Milyko, a double-major in English and creative writing, went over a collection of aunts and great-aunts and cousins who have added their name to the regalia. One of them, her Aunt Sandy Kirkpatrick, had first suggested that she wear the family robe. ("A family robe?" Milyko recalled thinking.)
"There have been people of all sizes and widths to wear this," said Kirkpatrick, who is also a Hollins grad.
Though Lillian Milyko was a petite woman of perhaps 5 feet tall, at least one male relative a foot taller donned the robe.
"I have no doubt it will make it to 100 years," Kirkpatrick said, though she added that the companion cap had not fared as well and had been discarded.

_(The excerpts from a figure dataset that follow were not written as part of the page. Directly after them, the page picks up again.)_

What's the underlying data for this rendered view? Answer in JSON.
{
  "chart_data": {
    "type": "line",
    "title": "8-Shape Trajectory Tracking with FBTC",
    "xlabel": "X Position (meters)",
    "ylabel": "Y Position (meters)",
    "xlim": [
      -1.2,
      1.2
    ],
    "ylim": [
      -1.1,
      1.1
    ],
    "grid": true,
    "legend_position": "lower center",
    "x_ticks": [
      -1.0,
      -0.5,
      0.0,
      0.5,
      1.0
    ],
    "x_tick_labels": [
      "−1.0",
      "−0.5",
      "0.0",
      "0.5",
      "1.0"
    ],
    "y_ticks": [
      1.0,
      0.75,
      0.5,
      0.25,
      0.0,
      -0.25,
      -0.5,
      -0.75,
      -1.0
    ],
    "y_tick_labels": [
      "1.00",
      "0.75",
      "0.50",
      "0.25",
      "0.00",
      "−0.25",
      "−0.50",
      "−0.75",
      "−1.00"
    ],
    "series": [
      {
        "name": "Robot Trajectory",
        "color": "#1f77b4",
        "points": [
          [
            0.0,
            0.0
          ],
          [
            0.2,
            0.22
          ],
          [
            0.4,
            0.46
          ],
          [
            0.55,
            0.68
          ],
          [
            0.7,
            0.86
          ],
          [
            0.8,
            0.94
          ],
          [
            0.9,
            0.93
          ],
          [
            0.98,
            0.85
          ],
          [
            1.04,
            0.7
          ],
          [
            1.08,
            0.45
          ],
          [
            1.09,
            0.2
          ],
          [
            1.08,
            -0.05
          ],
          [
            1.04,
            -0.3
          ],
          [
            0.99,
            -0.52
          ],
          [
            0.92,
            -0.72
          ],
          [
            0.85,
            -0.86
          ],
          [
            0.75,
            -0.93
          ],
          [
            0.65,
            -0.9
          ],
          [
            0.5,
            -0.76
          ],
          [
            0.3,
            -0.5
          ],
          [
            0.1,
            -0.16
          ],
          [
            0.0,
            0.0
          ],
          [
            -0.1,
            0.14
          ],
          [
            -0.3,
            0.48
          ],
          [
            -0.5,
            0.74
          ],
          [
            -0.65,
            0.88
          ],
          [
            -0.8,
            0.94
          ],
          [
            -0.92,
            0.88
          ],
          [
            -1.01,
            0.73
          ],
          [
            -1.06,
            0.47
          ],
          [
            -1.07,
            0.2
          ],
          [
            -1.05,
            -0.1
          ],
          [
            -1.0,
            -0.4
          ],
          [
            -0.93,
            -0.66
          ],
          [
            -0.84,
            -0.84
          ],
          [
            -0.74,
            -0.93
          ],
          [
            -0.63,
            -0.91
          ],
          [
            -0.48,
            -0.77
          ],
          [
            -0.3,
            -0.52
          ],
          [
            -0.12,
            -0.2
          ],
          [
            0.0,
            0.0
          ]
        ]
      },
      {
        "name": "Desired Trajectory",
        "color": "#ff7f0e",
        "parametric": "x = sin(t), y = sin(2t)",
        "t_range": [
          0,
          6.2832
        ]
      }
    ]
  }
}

The gown was made by the company Cotrell & Leonard of Albany, N.Y., a one-time dry goods store that began sewing academic apparel about 1880. Academic gowns were rising in popularity around the country at the time, a style adopted from the United Kingdom.
"We do hear about these things occasionally," said John Harden, the current general manager of Cotrell & Leonard, when informed that a vintage gown would be attending a commencement this weekend.
Before wrapping up a phone call -- this week was the busiest of the year for gown makers -- Harden noted that his company's regalia had held up admirably.
And it has another two years to go at Hollins.
Kat Milyko's sister, Amy, plans to be No. 18. She expects to graduate in 2011.